In den Entscheidungsgründen des Berufungsurteils (UA S. 41) wird zwar der Vortrag des Klägers erwähnt, seine Schwester lebe als politischer Flüchtling in den Niederlanden, auch sei vor dem Staatssicherheitsgericht ein Verfahren gegen sie anhängig. Nicht erwähnt wird jedoch der weitere Vortrag des Klägers zu einer PKK-Mitgliedschaft seiner Schwester und zu ihren Aktivitäten für diese Organisation. Selbst wenn man davon ausgeht, dass das Berufungsgericht diesen Vortrag zur Kenntnis genommen hat, ist der Anspruch des Klägers auf rechtliches Gehör verletzt. Unter den besonderen Umständen des vorliegenden Falles ist nämlich davon auszugehen, dass sich das Berufungsgericht jedenfalls nicht ausreichend mit dem in Rede stehenden Vorbringen auseinander gesetzt hat. Dies wäre, wie die Beschwerde zutreffend geltend macht, insbesondere deshalb erforderlich gewesen, weil nach den Feststellungen des Berufungsgerichts vermehrt darüber berichtet wird, dass Familienangehörige aktiver PKK-Angehöriger menschenrechtswidrig behandelt würden, da angenommen werde, dass auch sie die PKK unterstützten (UA S. 39). Inwiefern dies beim Kläger anders sein soll und ob seine Behauptungen zutreffen, lässt sich den Entscheidungsgründen nicht entnehmen.
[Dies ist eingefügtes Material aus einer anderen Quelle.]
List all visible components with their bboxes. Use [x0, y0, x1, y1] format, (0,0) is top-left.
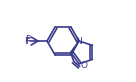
- Text: O: O: [81, 61, 88, 70]
- Text: F: F: [24, 36, 30, 46]
- Text: N: N: [76, 36, 82, 46]
- Text: F: F: [25, 37, 31, 46]
- Text: F: F: [25, 36, 31, 45]
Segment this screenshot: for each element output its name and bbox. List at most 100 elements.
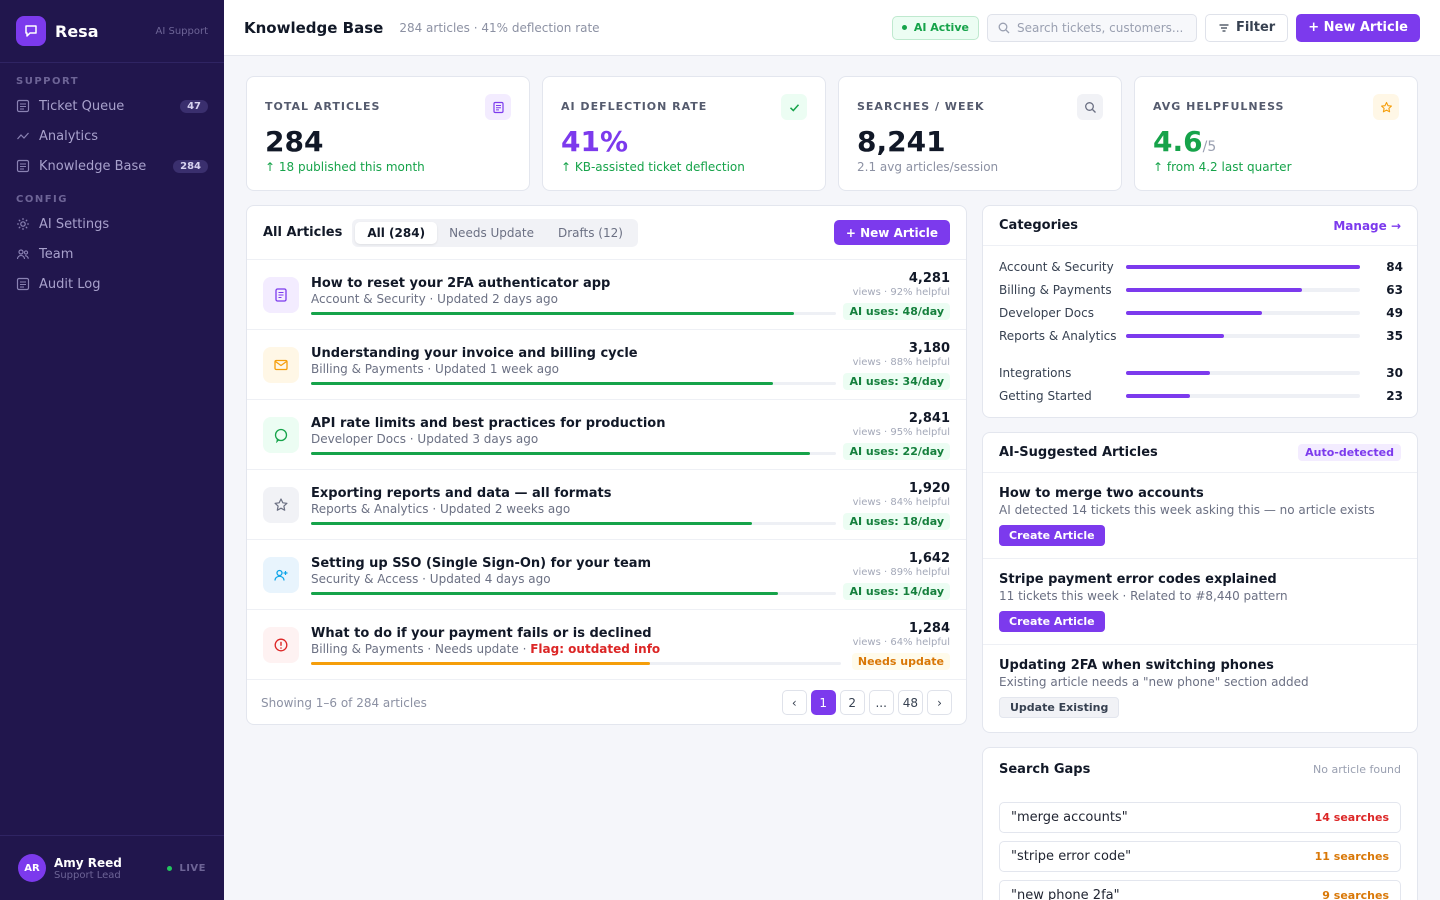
stat-value: 8,241 — [857, 125, 946, 158]
manage-categories-link[interactable]: Manage → — [1333, 218, 1401, 233]
tab-all[interactable]: All (284) — [355, 221, 438, 244]
search-icon — [1077, 94, 1103, 120]
stat-value: 41% — [561, 125, 628, 158]
document-icon — [263, 277, 299, 313]
categories-panel: Categories Manage → Account & Security 8… — [982, 205, 1418, 418]
article-views: 1,284 — [908, 621, 950, 636]
update-existing-button[interactable]: Update Existing — [999, 697, 1120, 718]
sidebar-item-analytics[interactable]: Analytics — [0, 121, 224, 151]
article-row[interactable]: How to reset your 2FA authenticator app … — [247, 260, 966, 330]
search-gap-count: 14 searches — [1314, 811, 1389, 824]
category-bar — [1126, 265, 1360, 269]
team-icon — [16, 249, 29, 260]
tab-drafts[interactable]: Drafts (12) — [557, 225, 623, 240]
article-title[interactable]: Understanding your invoice and billing c… — [311, 346, 638, 361]
ai-uses-badge: AI uses: 34/day — [843, 373, 950, 390]
filter-button[interactable]: Filter — [1204, 13, 1289, 42]
user-name: Amy Reed — [54, 855, 122, 870]
new-article-button[interactable]: + New Article — [833, 220, 950, 245]
sidebar-item-knowledge-base[interactable]: Knowledge Base 284 — [0, 151, 224, 181]
sidebar-item-ticket-queue[interactable]: Ticket Queue 47 — [0, 91, 224, 121]
sidebar-item-ai-settings[interactable]: AI Settings — [0, 209, 224, 239]
category-row[interactable]: Getting Started 23 — [999, 389, 1403, 403]
sidebar-item-audit-log[interactable]: Audit Log — [0, 269, 224, 299]
analytics-icon — [17, 132, 29, 140]
helpfulness-bar — [311, 592, 836, 595]
search-box[interactable] — [986, 13, 1197, 42]
user-profile[interactable]: AR Amy Reed Support Lead LIVE — [0, 835, 224, 900]
user-plus-icon — [263, 557, 299, 593]
star-icon — [263, 487, 299, 523]
article-updated: Updated 3 days ago — [417, 432, 539, 446]
stat-unit: /5 — [1202, 139, 1217, 155]
stat-number: 284 — [265, 125, 324, 158]
next-page-button[interactable]: › — [927, 690, 952, 715]
filter-icon — [1219, 23, 1229, 32]
suggestion-title: How to merge two accounts — [999, 486, 1204, 501]
category-row[interactable]: Billing & Payments 63 — [999, 283, 1403, 297]
category-name: Account & Security — [999, 260, 1114, 274]
articles-panel: All Articles All (284) Needs Update Draf… — [246, 205, 967, 725]
helpfulness-bar — [311, 312, 836, 315]
helpfulness-bar-fill — [311, 592, 779, 595]
stat-label: AVG HELPFULNESS — [1153, 100, 1285, 113]
ai-uses-badge: AI uses: 48/day — [843, 303, 950, 320]
category-row[interactable]: Developer Docs 49 — [999, 306, 1403, 320]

Wie die Beschwerde zutreffend darlegt, kann das Berufungsurteil auf der Gehörsverletzung beruhen. Es ist nämlich nicht auszuschließen, dass das Berufungsgericht im Falle einer ausreichenden Berücksichtigung des erwähnten Vorbringens zu dem Ergebnis gekommen wäre, dass dem Kläger im Falle seiner Rückkehr in die Türkei mit beachtlicher Wahrscheinlichkeit politische Verfolgung im Sinne von § 51 Abs. 1 AuslG droht. Der Senat weist allerdings darauf hin, dass es das Berufungsgericht bisher unterlassen hat zu prüfen, ob - nach der 1997 rechtskräftig bestätigten Ablehnung eines ersten Asylantrags - nunmehr auch die Voraussetzungen für einen Folgeantrag nach § 71 AsylVfG, § 51 VwVfG vorliegen.
Hat bereits diese Gehörsrüge Erfolg, kommt es auf die weiteren von der Beschwerde erhobenen Verfahrensrügen nicht an.
Im Interesse der Verfahrensbeschleunigung macht der Senat von der Möglichkeit Gebrauch, den Rechtsstreit gemäß § 133 Abs. 6 VwGO an das Berufungsgericht zurückzuverweisen.